He sits down with Abehsera and asks him this question: How do you get these kids? How do you convince them? How do you hold them?
Abehsera's response was immediate. He slapped Weinberg across the face*. "Stupid!" Abehsera shouted, "I don't "get" these people. These people are my friends!" Abehsera was absolutely serious. These people, every one of them, was his friend.
Abehsera then explained to a shocked Weinberg what should be obvious to anyone but is not. Manipulation is immoral. It only works in the short term. And God does not manipulate. Neither should we.
The lesson was lost on Weinberg and his fellow kiruv professionals.

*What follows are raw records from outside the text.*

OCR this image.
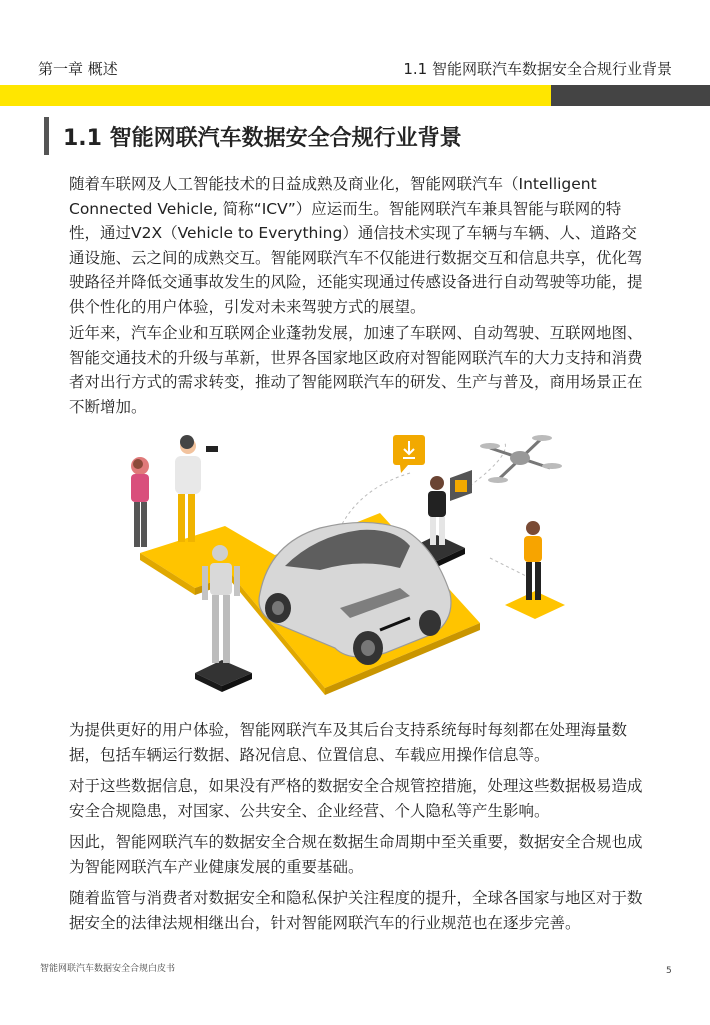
第一章 概述	1.1 智能网联汽车数据安全合规行业背景
1.1 智能网联汽车数据安全合规行业背景

随着车联网及人工智能技术的日益成熟及商业化，智能网联汽车（Intelligent Connected Vehicle, 简称“ICV”）应运而生。智能网联汽车兼具智能与联网的特性，通过V2X（Vehicle to Everything）通信技术实现了车辆与车辆、人、道路交通设施、云之间的成熟交互。智能网联汽车不仅能进行数据交互和信息共享，优化驾驶路径并降低交通事故发生的风险，还能实现通过传感设备进行自动驾驶等功能，提供个性化的用户体验，引发对未来驾驶方式的展望。

近年来，汽车企业和互联网企业蓬勃发展，加速了车联网、自动驾驶、互联网地图、智能交通技术的升级与革新，世界各国家地区政府对智能网联汽车的大力支持和消费者对出行方式的需求转变，推动了智能网联汽车的研发、生产与普及，商用场景正在不断增加。

为提供更好的用户体验，智能网联汽车及其后台支持系统每时每刻都在处理海量数据，包括车辆运行数据、路况信息、位置信息、车载应用操作信息等。

对于这些数据信息，如果没有严格的数据安全合规管控措施，处理这些数据极易造成安全合规隐患，对国家、公共安全、企业经营、个人隐私等产生影响。

因此，智能网联汽车的数据安全合规在数据生命周期中至关重要，数据安全合规也成为智能网联汽车产业健康发展的重要基础。

随着监管与消费者对数据安全和隐私保护关注程度的提升，全球各国家与地区对于数据安全的法律法规相继出台，针对智能网联汽车的行业规范也在逐步完善。

智能网联汽车数据安全合规白皮书	5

It was lost on much of Chabad, as well.
Abehsera and his wife run an open house. People drop by at all hours of the day and often of the night as well. Somehow, there is always soup on the stove, always another bowl, another piece of bread. More importantly, there's always a seat at the table. Abehsera has friends who went from being atheists 30 years ago to being Orthodox rabbis today. He also has friends who are still atheists. And everything in between.
Table talk will more likely be about music – when the Abehsera's moved to Jerusalem in 1994, his fixation was the Counting Crows, who he first heard while driving in Brooklyn and almost had an accident because the music so transported him he couldn't concentrate on the road. One of the first things he said to me when I stopped by to say hello after the move was to ask if I had heard them – I had not – and then gush about the music. He was, as always in these matters, spot on.
On any given day one might meet yeshiva students and rabbis, artists, musicians, filmmakers, and Sefardic kabbalists of note, along with old family friends, neighborhood characters and just plain Jews, all hanging out, talking about just about anything.
Abehsera's model is what Judaism should be. An open salon where Jews meet as friends, no matter their level of observance or complete lack thereof. Where ideas can be discussed or not, as the case may be. Where music, art and film have a place at the table.
As Abehsera has noted many times, God made this world by creating space for it, for us. We, too, must create space, to give people room to be themselves and to deal with their Judaism at their own pace and in their own way.
*[Did Abehsera actually slap Weinberg? I heard the story several times, including once from Abehsera himself and another from an Aish insider. The slap is in all versions. Knowing Abehsera as well as I do, I think he did (gently) slap Weinberg to shock him. If this is too difficult to believe, consider it an early version of a "bitch slap" or a "pimp slap," a figure of speech meant to convey a heightened level of irritation.]